From top to bottom, this is a high-powered machine. According to Samsung, the Galaxy Tab will feature a 7-inch display, front- and rear-facing cameras, a 1GHz Hummingbird processor, Flash 10.1 support, the "Media Hub" content platform, and Android 2.2, the latest iteration of Google's Android operating system. So far, so good.
Well, not so fast. Samsung has not yet said when exactly the Tab will be released, nor how much it will cost, and yesterday, several bloggers began linking to Amazon UK, where a 16GB Galaxy Tab was selling for the equivalent of $1067. The news quickly zipped around the Web, leaving panic in its wake: a $1,000 price-tag would put the machine out of reach of many consumers.
But will the Samsung Galaxy Tab really set you back more than a grand when it hits shelves in the US? Maybe. Or maybe not. Several bloggers have pointed to a September Wall Street Journal interview with Samsung exec Hankil Yoon, who said that the Galaxy Tab "would likely retail for between $200 and $300, although the final price would vary depending on wireless-carrier subsidies."
The tablet wars have been heating up in recent months. Earlier this summer, the blog Download Squad reported that HTC is busy readying a tablet that would run Chrome OS, Google's forthcoming open-source operating system. According to Download Squad, the Chrome tablet would sport a 1280x720 multitouch display, GPS, and a webcam.

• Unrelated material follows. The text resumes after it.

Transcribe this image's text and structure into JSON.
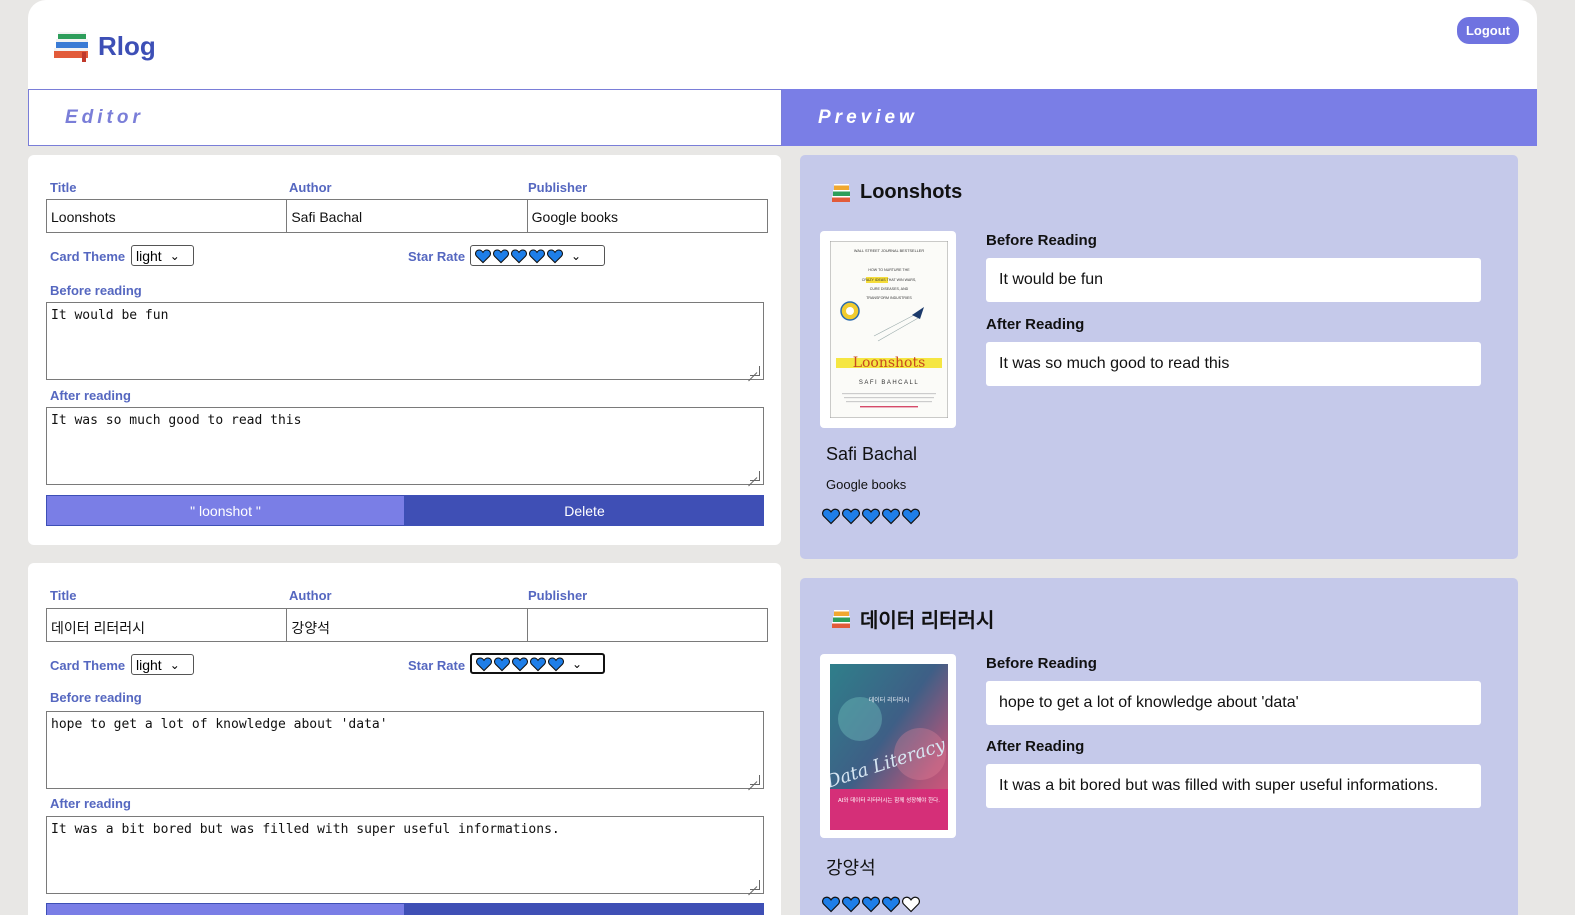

And then there's the Streak, an ungainly hybrid – or tweener – rolled out by Dell in August. Dell said that the 5-inch touchscreen on the streak is "ideal for experiencing thousands of Android Market widgets, games and applications, all without squinting or compromising portability." But critics – including no less than tech guru Walt Mossberg have been hard pressed to agree.